自阿伏幹走後,阿婠每天都要問好幾遍,爹爹呢?
戴纓也總是說,爹爹快來了,很快就來了……
她總是無比堅定地這樣說著,只是一日一日過去,漸漸地,另一個聲音大了起來:外面的人進不來,裡面的人出不去……
阿伏幹離開後,這座城依舊是那個樣子。
這日,她晾曬好衣裳,將女兒託付給翠嬸,出了簸箕巷。
在她剛出簸箕巷,就有兩人跟上了她,她沒有去管,隨那兩人不近不遠地跟著。
戴纓一路走,一路看。
人們還和往常一樣,沒什麼不同,賣菜的蹲在攤子後面打盹兒,鐵匠鋪裡叮叮噹噹響,茶館裡飄出一陣說書人的聲音,街對面停著一輛驢板車,她招手,車伕趕著車過來。
“夫人要去哪兒?”他問。
“送我去城門。”
車伕應了一聲“好嘞”,戴纓坐上了板車,板車在石板路上行駛著,往城門方向去。
到了城門前,她抬眼去看,這裡她來過不下一回,嚴守的城門前,兇狠的城門兵,還有進進出出的商旅、書生、販貨的村人……
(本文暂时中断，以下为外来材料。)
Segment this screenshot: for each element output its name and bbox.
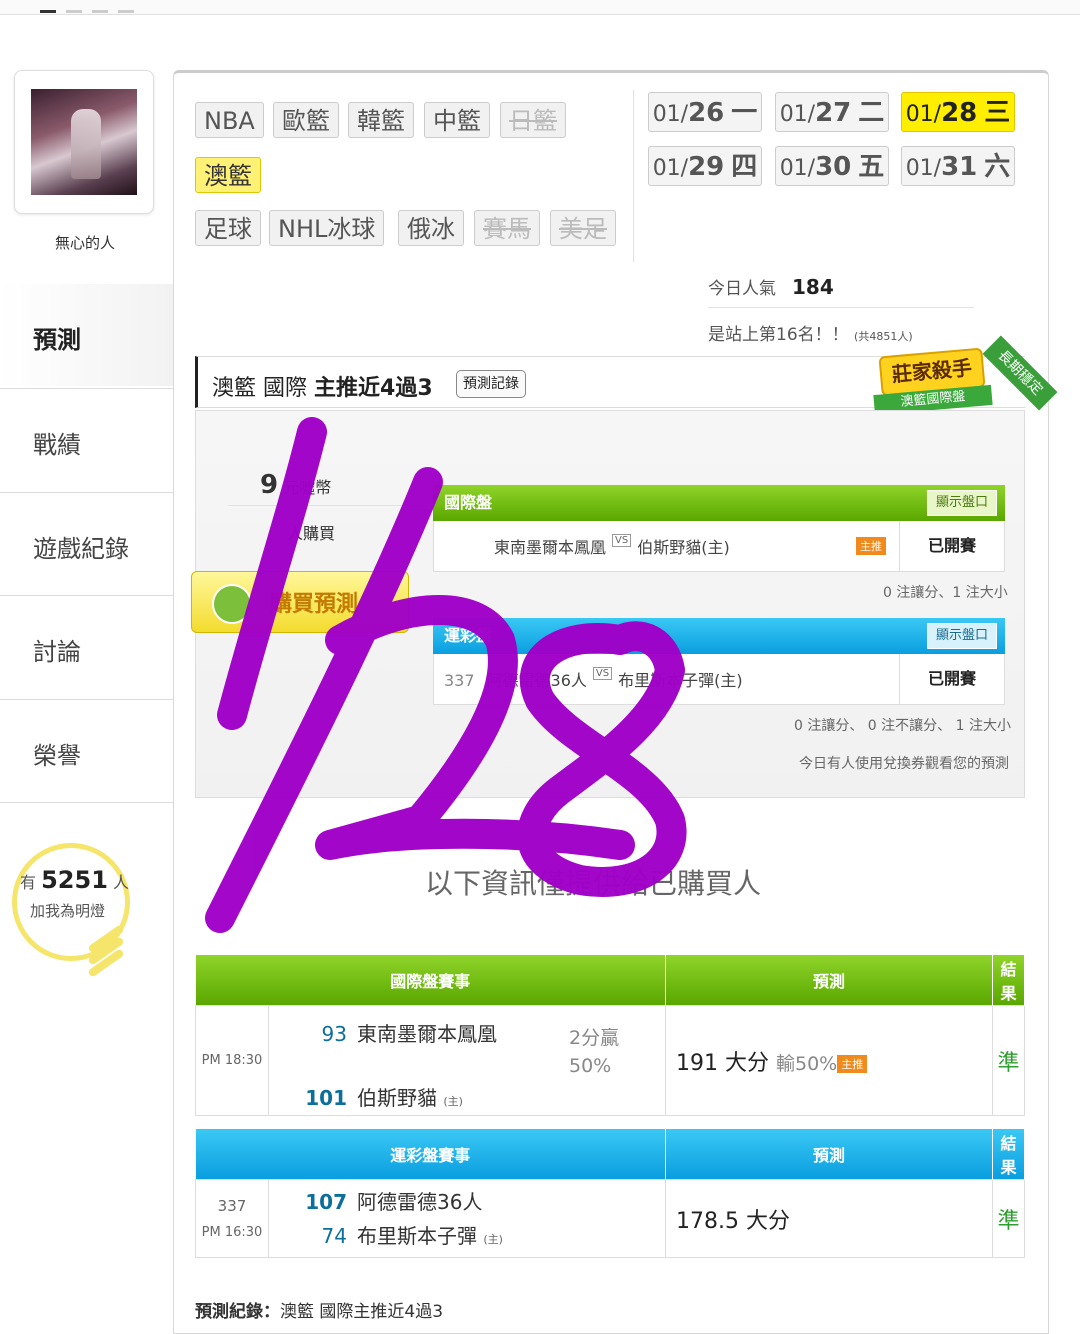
date-button-0131[interactable]: 01/31 六 (901, 146, 1015, 186)
spread-info: 2分贏 50% (569, 1027, 620, 1077)
buyers-count: 人購買 (287, 524, 336, 543)
league-tag-japan: 日籃 (500, 102, 566, 138)
divider (228, 505, 428, 506)
game-status: 已開賽 (899, 654, 1004, 704)
voucher-note: 今日有人使用兌換券觀看您的預測 (799, 756, 1009, 772)
sidebar-item-label: 遊戲紀錄 (33, 535, 129, 563)
vs-icon: VS (592, 667, 613, 680)
sidebar-item-label: 預測 (33, 326, 81, 354)
banker-killer-badge: 莊家殺手 澳籃國際盤 (870, 342, 1000, 418)
column-header: 結果 (992, 1129, 1025, 1180)
prediction-record-button[interactable]: 預測記錄 (456, 370, 526, 398)
sidebar-item-label: 討論 (33, 638, 81, 666)
main-pick-tag: 主推 (856, 537, 886, 555)
lightbulb-base-icon (86, 924, 126, 983)
username[interactable]: 無心的人 (0, 232, 170, 253)
show-odds-button[interactable]: 顯示盤口 (926, 623, 997, 649)
date-button-0130[interactable]: 01/30 五 (775, 146, 889, 186)
sidebar-item-label: 戰績 (33, 431, 81, 459)
intl-bets-note: 0 注讓分、1 注大小 (883, 585, 1008, 601)
column-header: 預測 (665, 1129, 993, 1180)
divider (0, 802, 175, 803)
result-cell: 準 (992, 1005, 1025, 1116)
lottery-market-row: 337 阿德雷德36人 VS 布里斯本子彈(主) 已開賽 (433, 654, 1005, 705)
match-cell: 107 阿德雷德36人 74 布里斯本子彈 (主) (268, 1179, 666, 1258)
table-row: 337 PM 16:30 107 阿德雷德36人 74 布里斯本子彈 (主) 178.… (195, 1179, 1025, 1258)
buyers-only-notice: 以下資訊僅提供給已購買人 (425, 867, 762, 900)
match-cell: 93 東南墨爾本鳳凰 101 伯斯野貓 (主) 2分贏 50% (268, 1005, 666, 1116)
date-button-0129[interactable]: 01/29 四 (648, 146, 762, 186)
prediction-record-footer: 預測紀錄：澳籃 國際主推近4過3 (195, 1302, 444, 1322)
intl-market-header: 國際盤 顯示盤口 (433, 485, 1005, 521)
league-tag-nba[interactable]: NBA (195, 102, 264, 138)
page-indicator-dot (40, 10, 56, 13)
prediction-cell: 191 大分 輸50% 主推 (665, 1005, 993, 1116)
coin-icon (212, 584, 252, 624)
date-button-0126[interactable]: 01/26 一 (648, 92, 762, 132)
follow-label[interactable]: 加我為明燈 (30, 900, 105, 921)
lottery-results-table: 運彩盤賽事 預測 結果 337 PM 16:30 107 阿德雷德36人 74 布里斯… (195, 1129, 1025, 1258)
vs-icon: VS (612, 534, 632, 547)
sidebar-item-predict[interactable]: 預測 (0, 284, 174, 386)
follower-count: 有 5251 人 (20, 866, 130, 894)
date-button-0127[interactable]: 01/27 二 (775, 92, 889, 132)
league-tag-china[interactable]: 中籃 (424, 102, 490, 138)
league-tag-american-football: 美足 (550, 210, 616, 246)
game-time: PM 18:30 (195, 1005, 269, 1116)
intl-results-table: 國際盤賽事 預測 結果 PM 18:30 93 東南墨爾本鳳凰 101 伯斯野貓 (… (195, 955, 1025, 1116)
divider (708, 307, 974, 308)
divider (633, 90, 634, 262)
result-cell: 準 (992, 1179, 1025, 1258)
lottery-market-header: 運彩盤 顯示盤口 (433, 618, 1005, 654)
top-bar (0, 0, 1080, 15)
avatar-image (31, 89, 137, 195)
main-pick-tag: 主推 (837, 1054, 868, 1073)
league-tag-nhl[interactable]: NHL冰球 (269, 210, 385, 246)
show-odds-button[interactable]: 顯示盤口 (926, 490, 997, 516)
league-tag-australia[interactable]: 澳籃 (195, 157, 261, 193)
prediction-cell: 178.5 大分 (665, 1179, 993, 1258)
sidebar-item-record[interactable]: 戰績 (0, 389, 174, 491)
popularity: 今日人氣 184 (708, 275, 834, 299)
lottery-bets-note: 0 注讓分、 0 注不讓分、 1 注大小 (794, 718, 1011, 734)
game-time: 337 PM 16:30 (195, 1179, 269, 1258)
table-row: PM 18:30 93 東南墨爾本鳳凰 101 伯斯野貓 (主) 2分贏 50% 19… (195, 1005, 1025, 1116)
league-tag-soccer[interactable]: 足球 (195, 210, 261, 246)
sidebar-item-label: 榮譽 (33, 742, 81, 770)
page-indicator-dot (92, 10, 108, 13)
column-header: 國際盤賽事 (195, 955, 666, 1006)
sidebar-item-game-log[interactable]: 遊戲紀錄 (0, 493, 174, 595)
intl-market-box: 國際盤 顯示盤口 東南墨爾本鳳凰 VS 伯斯野貓(主) 主推 已開賽 (433, 485, 1005, 572)
column-header: 運彩盤賽事 (195, 1129, 666, 1180)
sidebar-item-discussion[interactable]: 討論 (0, 596, 174, 698)
column-header: 預測 (665, 955, 993, 1006)
avatar[interactable] (14, 70, 154, 214)
date-button-0128[interactable]: 01/28 三 (901, 92, 1015, 132)
prediction-title: 澳籃 國際 主推近4過3 (212, 376, 433, 401)
sidebar-item-honor[interactable]: 榮譽 (0, 700, 174, 802)
game-status: 已開賽 (899, 521, 1004, 571)
page-indicator-dot (118, 10, 134, 13)
league-tag-korea[interactable]: 韓籃 (348, 102, 414, 138)
page-indicator-dot (66, 10, 82, 13)
league-tag-horse-racing: 賽馬 (474, 210, 540, 246)
column-header: 結果 (992, 955, 1025, 1006)
coin-price: 9 元噓幣 (260, 470, 332, 500)
league-tag-russia-hockey[interactable]: 俄冰 (398, 210, 464, 246)
lottery-market-box: 運彩盤 顯示盤口 337 阿德雷德36人 VS 布里斯本子彈(主) 已開賽 (433, 618, 1005, 705)
league-tag-euro[interactable]: 歐籃 (273, 102, 339, 138)
buy-prediction-button[interactable]: 購買預測 (191, 571, 409, 633)
intl-market-row: 東南墨爾本鳳凰 VS 伯斯野貓(主) 主推 已開賽 (433, 521, 1005, 572)
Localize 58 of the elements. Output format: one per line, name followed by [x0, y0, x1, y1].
而現在,那些城門兵沒了,只有一座高大的城牆矗立在那裡,門洞里人來人往,進出自由,沒有盤問,沒有查驗,誰想進就進,誰想出就出。
戴纓提起一口氣,往城門行去。
她隨著一個推板車的老漢,跟著他走,老漢將車推出了城門,她卻在城門口立住。
就這麼立了一刻,終於邁開步子,走出了那道門,走上了城門外的黃土路。
路是黃色的,黃土被日頭曬得發白,路面坑坑窪窪,上面印著深深淺淺的車轍和腳印。
她隨著零星的路人往前走,能走到哪裡,她自己也不清楚。
太陽很大,白晃晃地掛在頭頂上,曬得人頭皮發燙,路面的砂石被行人的腳和車輪碾過,發出沙沙的聲響。
身後那兩人依舊跟著她,他們沒有上前干涉她,只是默默地跟著。
這條城外的黃土路並不長,環眼一看,也不那麼寬,路兩邊是雜蔓的植物和溝壑。
所有的人走到一個岔路口,拐了一個彎,戴纓也隨著他們拐過去。
這條路比剛才又窄些,若說剛才那路是黃色,這條路便是綠色。
兩旁的樹木枝葉交錯,在頭頂搭成了一條天然的涼棚,蔥蘢的植物投下濃密的綠影,森涼森涼的,身上的燥熱一下子褪去不少。
她跟著他們走,路上不時有人說著什麼,屏息去聽,不過是說些家長裡短。
終於,他們走出了蜿蜒的山林小路,又到了另一個地方。
人們繼續往前走,各有各的去處,戴纓卻立在林口,不動了。
她四下環顧,看了一遍又一遍,笑出聲,腔子輕而短促。